From a report drawn up by Professor Leoni Levi in 1878, at the request of the late Mr. M. T. Bass, M.P., and from recent Parliamentary returns, it appears that the total amount of capital invested in the liquor trades of the United Kingdom amounts to about one hundred and seventeen million pounds sterling. This sum is equal to more than half the total value of our exports, and is more than double the annual receipts of all the railways. About one-third of the whole National Revenue is drawn from this source.

Making due allowance for families, the persons employed directly in {332} the various trades connected with the production and distribution of alcoholic drinks are not fewer in number than one and a half million.

From these startling facts, it follows that teetotallers, before they can accomplish the total abolition of spirituous liquors, must arrange for either emigrating or giving employment to over a million persons, and must be prepared to pay one-third more taxes than they do at present.

It may be well, before proceeding further, to give a short and very simple account of brewing as it is now carried on in nearly every brewhouse in the country, for without a few general ideas on the subject many of our readers would no doubt be a little puzzled by the references to mashing tuns, vats, union rooms and such like, which occur in this chapter.

In brewing there are three principal operations: 1.—Mixing the malt with hot water; 2.—Adding hops to the infusion obtained and boiling them together; and 3.—Fermenting the liquid by putting yeast in it.

The malt when brought to the brewery is first screened to remove dirt, dust and foreign particles; nails and other odds and ends of metal being caught on a bar magnet over which the malt passes. It is then crushed between rollers and, by an ingenious mechanical contrivance, is carried to large bins or hoppers situated above the mash tuns, the huge tubs in which the malt and hot (not boiling) water are mixed. This process is called mashing, and was formerly done by merely stirring water and malt together with a long oar or pole, a practice of course still followed by home brewers.

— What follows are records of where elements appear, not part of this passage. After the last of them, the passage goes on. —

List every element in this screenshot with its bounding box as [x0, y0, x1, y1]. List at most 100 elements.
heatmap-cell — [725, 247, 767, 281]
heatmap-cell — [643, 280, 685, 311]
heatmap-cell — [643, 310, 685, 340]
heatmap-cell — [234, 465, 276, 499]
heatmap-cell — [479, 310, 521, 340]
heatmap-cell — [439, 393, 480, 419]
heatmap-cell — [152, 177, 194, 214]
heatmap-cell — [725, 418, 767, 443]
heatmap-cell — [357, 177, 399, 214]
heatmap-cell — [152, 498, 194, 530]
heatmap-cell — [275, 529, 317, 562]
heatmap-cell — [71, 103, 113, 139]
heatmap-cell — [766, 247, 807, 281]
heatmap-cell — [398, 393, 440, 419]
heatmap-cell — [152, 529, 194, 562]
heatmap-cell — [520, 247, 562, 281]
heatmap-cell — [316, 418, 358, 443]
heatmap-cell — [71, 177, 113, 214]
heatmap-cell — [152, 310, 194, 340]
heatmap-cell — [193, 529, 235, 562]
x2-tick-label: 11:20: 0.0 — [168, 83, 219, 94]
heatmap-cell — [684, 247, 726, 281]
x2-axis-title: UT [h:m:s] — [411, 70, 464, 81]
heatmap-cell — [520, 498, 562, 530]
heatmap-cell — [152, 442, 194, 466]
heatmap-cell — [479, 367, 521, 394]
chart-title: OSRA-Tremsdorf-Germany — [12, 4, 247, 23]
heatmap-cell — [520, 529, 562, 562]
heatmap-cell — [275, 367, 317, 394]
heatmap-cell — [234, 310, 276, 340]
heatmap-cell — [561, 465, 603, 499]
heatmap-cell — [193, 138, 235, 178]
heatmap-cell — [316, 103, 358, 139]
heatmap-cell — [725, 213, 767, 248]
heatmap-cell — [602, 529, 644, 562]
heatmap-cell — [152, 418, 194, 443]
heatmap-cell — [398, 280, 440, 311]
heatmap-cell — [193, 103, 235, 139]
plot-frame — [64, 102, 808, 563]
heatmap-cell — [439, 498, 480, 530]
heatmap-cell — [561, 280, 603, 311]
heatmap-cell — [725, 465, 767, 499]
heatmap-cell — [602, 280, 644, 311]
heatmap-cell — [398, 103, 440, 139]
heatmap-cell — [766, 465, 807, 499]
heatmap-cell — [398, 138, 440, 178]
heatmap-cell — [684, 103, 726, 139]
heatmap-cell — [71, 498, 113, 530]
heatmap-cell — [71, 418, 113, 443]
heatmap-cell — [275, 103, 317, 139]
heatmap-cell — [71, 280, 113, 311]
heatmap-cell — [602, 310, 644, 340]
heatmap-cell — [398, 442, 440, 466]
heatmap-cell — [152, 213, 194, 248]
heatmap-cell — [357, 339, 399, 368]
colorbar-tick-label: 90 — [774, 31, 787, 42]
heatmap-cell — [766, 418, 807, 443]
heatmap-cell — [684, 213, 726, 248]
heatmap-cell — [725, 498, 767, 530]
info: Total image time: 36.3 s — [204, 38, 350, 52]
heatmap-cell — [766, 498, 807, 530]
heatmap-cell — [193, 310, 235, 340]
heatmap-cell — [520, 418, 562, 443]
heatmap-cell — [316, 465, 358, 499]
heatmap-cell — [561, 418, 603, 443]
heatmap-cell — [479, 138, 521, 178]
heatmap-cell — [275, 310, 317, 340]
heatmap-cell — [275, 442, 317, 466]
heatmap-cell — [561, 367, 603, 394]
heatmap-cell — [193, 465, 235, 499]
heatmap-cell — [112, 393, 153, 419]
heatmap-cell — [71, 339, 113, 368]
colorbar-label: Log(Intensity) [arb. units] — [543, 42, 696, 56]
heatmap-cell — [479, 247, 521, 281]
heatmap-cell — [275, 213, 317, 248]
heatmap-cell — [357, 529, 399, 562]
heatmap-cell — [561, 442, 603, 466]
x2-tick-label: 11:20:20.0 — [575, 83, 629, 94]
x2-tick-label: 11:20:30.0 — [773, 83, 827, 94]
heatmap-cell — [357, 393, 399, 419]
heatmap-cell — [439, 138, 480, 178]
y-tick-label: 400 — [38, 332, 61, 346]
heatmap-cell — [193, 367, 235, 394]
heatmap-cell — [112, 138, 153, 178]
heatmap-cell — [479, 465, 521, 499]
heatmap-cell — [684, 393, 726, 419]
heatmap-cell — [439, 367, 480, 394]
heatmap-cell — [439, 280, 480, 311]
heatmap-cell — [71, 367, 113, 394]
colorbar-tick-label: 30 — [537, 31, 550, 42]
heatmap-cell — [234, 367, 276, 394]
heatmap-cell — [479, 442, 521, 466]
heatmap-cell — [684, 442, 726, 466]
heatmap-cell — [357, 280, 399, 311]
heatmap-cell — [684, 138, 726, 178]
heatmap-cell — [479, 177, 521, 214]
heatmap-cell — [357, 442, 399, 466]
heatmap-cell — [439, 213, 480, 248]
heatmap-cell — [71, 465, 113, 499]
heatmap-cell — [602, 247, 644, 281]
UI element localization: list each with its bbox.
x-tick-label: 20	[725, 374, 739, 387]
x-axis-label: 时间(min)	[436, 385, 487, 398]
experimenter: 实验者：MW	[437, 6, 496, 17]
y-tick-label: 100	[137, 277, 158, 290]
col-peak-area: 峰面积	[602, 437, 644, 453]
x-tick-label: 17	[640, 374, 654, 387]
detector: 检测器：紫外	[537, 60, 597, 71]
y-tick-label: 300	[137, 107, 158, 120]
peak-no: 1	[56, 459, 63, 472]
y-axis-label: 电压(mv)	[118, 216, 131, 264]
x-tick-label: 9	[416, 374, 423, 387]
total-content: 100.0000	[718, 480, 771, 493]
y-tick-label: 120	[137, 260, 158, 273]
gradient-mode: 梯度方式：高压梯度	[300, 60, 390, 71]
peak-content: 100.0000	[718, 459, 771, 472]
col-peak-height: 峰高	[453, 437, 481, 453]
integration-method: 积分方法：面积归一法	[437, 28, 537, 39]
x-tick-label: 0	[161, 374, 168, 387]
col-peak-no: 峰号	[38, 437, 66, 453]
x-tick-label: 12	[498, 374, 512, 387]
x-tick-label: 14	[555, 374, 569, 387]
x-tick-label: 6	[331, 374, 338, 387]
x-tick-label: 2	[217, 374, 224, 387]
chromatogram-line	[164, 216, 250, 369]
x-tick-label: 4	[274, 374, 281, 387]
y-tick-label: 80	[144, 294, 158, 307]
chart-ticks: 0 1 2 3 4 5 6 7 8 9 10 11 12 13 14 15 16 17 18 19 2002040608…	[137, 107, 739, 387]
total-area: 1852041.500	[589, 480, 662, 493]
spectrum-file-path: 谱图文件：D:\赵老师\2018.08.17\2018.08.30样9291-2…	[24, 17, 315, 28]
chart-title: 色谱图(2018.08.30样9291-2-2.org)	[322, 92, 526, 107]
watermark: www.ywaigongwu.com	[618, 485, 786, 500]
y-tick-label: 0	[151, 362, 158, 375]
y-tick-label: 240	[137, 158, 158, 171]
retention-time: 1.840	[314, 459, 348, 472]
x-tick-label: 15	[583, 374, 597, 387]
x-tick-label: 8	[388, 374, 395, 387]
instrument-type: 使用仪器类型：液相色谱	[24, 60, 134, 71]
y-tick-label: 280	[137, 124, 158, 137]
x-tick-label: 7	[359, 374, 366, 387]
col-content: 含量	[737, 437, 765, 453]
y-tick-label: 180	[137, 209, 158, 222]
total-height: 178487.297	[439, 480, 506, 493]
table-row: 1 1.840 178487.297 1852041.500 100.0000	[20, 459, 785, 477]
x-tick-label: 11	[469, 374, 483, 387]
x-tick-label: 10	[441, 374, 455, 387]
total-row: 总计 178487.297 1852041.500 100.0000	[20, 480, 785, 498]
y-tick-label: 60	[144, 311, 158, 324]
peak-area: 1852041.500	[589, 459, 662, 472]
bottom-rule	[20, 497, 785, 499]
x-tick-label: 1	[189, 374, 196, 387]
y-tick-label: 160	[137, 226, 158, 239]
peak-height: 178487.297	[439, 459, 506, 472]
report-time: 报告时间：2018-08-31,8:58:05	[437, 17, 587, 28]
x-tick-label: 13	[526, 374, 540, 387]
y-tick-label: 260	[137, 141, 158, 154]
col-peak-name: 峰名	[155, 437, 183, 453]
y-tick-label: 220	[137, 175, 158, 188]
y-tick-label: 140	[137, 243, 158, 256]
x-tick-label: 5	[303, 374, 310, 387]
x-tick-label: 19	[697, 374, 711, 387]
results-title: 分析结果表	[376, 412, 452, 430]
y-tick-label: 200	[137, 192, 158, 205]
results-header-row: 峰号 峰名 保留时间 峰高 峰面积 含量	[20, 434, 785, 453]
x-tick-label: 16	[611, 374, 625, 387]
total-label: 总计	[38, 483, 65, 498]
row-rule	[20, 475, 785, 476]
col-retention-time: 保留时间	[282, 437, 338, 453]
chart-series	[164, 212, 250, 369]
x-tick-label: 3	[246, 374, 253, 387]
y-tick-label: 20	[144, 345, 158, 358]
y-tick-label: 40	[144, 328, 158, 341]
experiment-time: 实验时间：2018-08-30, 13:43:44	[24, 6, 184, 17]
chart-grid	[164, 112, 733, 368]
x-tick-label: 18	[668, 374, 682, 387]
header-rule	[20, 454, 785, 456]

See, the welcome Brewhouse rise, See, the priest his duty plies! And, with apron duly bound, Stirs the liqour round and round. O’er the bubbling cauldron play Mirth and merriment so gay; Melancholy hides her head, The frowns of Envy, all are fled; Youthful Wit and Attic Salt Infuse their savour in the Malt.

Mashing is now carried on in various ways, machinery entirely taking the place of manual labour. Sometimes the water—always spoken of as “liquor” in a brewery—rises in the tun, and the malt comes in from {333} above, but in many breweries the malt and water run in together, a machine mixing them before they enter. When the malt-tea has stood long enough—huge revolving rakes mixing the mash meanwhile—the amber infusion (technically “wort”) is drawn off and more water added, until all the goodness has been extracted from the malt, the empty husks or “grains” only being left. With grains pigs and cows are often fed, and not brewers’ horses, as is popularly imagined.